A startup that wants to make treatments that edit single letters in our DNA just raised $87 million

Courtesy Beam Therapeutics

Beam cofounders Feng Zhang, David R. Liu, and J. Keith Joung

• Beam Therapeutics, a new startup co-founded by gene-editing pioneers, just raised $87 million to get its technology that changes single letters in DNA into humans.
• The cutting-edge technology, known as base editing, acts as a molecular pencil, co-founder David Liu told Business Insider. In contrast, CRISPR, another new gene-editing technology acts more like scissors, cutting out larger chunks of DNA on a particular gene.
• The technology is still in early days, though the company said it has 10-15 programs with early data.

A startup co-founded by gene editing pioneers wants to use technology that makes changes to single letters of DNA to treat diseases.

Called Beam Therapeutics, the company just raised $87 million in a series A from investors including F-Prime Capital Partners and ARCH Venture Partners. The cutting-edge technology it's putting to work is known as base editing, and it acts as a molecular pencil, co-founder David Liu told Business Insider.

Our bodies are made up of 3 billion base pairs, the As, Cs, Ts, and Gs that make us who we are as individuals.

Of the roughly 60,000 genetic diseases that exist, roughly half of them can be attributed to point mutations, Liu said. These point mutations happen when a single base pair is altered.

What Beam wants to do is use base editing as a pencil (erasing one letter and putting in another) to correct just that one letter - swapping a C to a T or a G to an A. Beam's licensed technology that explores how that change works in the person's DNA, or in the RNA that then encodes a particular protein.

Liu, who also co-founded CRISPR gene-editing company Editas and a professor of chemistry and chemical biology at Harvard University, said he sees base editing as complementary to the work that's being done with CRISPR, which he thinks of more as molecular scissors.

"There are thousands of human genetic diseases that society would love to address and there's no one technology that's going to be able to address them all," Liu said. "I think we all have a responsibility to try to develop as many of them as we can to cover as many conditions that are treatable as possible."

The technology on the DNA base-editing and RNA base-editing fronts are both relatively new. Liu and his lab first published information DNA base editing in the journal Nature in 2016. MIT biologist Feng Zhang RNA base-editing tool

As the researchers were working in their own labs to better understand base editing, they saw that other labs were also testing the technology out and validating it. Eventually, Liu said, starting a company emerged as the best option to advance the technology and ideally one day start benefiting people.

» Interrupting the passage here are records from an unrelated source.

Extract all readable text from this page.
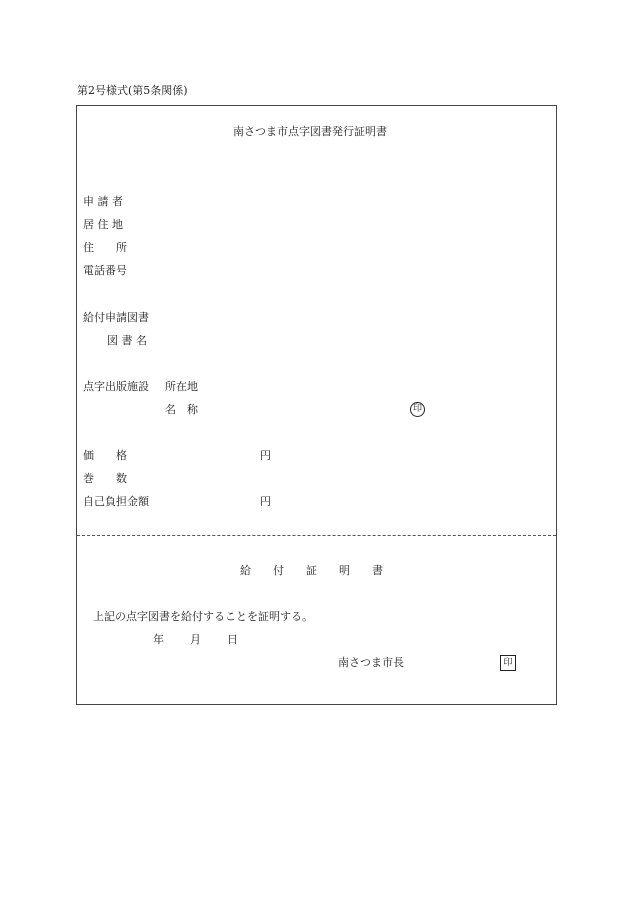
第2号様式(第5条関係)
南さつま市点字図書発行証明書
申 請 者
居 住 地
住　　所
電話番号
給付申請図書
図 書 名
点字出版施設 所在地
名　称	印
価　　格	円
巻　　数
自己負担金額	円
給　　付　　証　　明　　書
上記の点字図書を給付することを証明する。
年 月 日
南さつま市長	印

The technology is still in early days, though the company said it has 10-15 programs with early data. Liu said the criteria the company's using to pick where to start include:

• Making sure that in the particular disease, changing a single base can reverse the disease.
• Determining whether the the DNA or RNA sequence is a good fit for a base editor, so it can target and make the right kind of edit.
• The therapy can get to the tissue in the body that's being treated. For example, some gene-editing companies that use CRISPR are starting with treatments to eye or liver conditions, or blood disorders.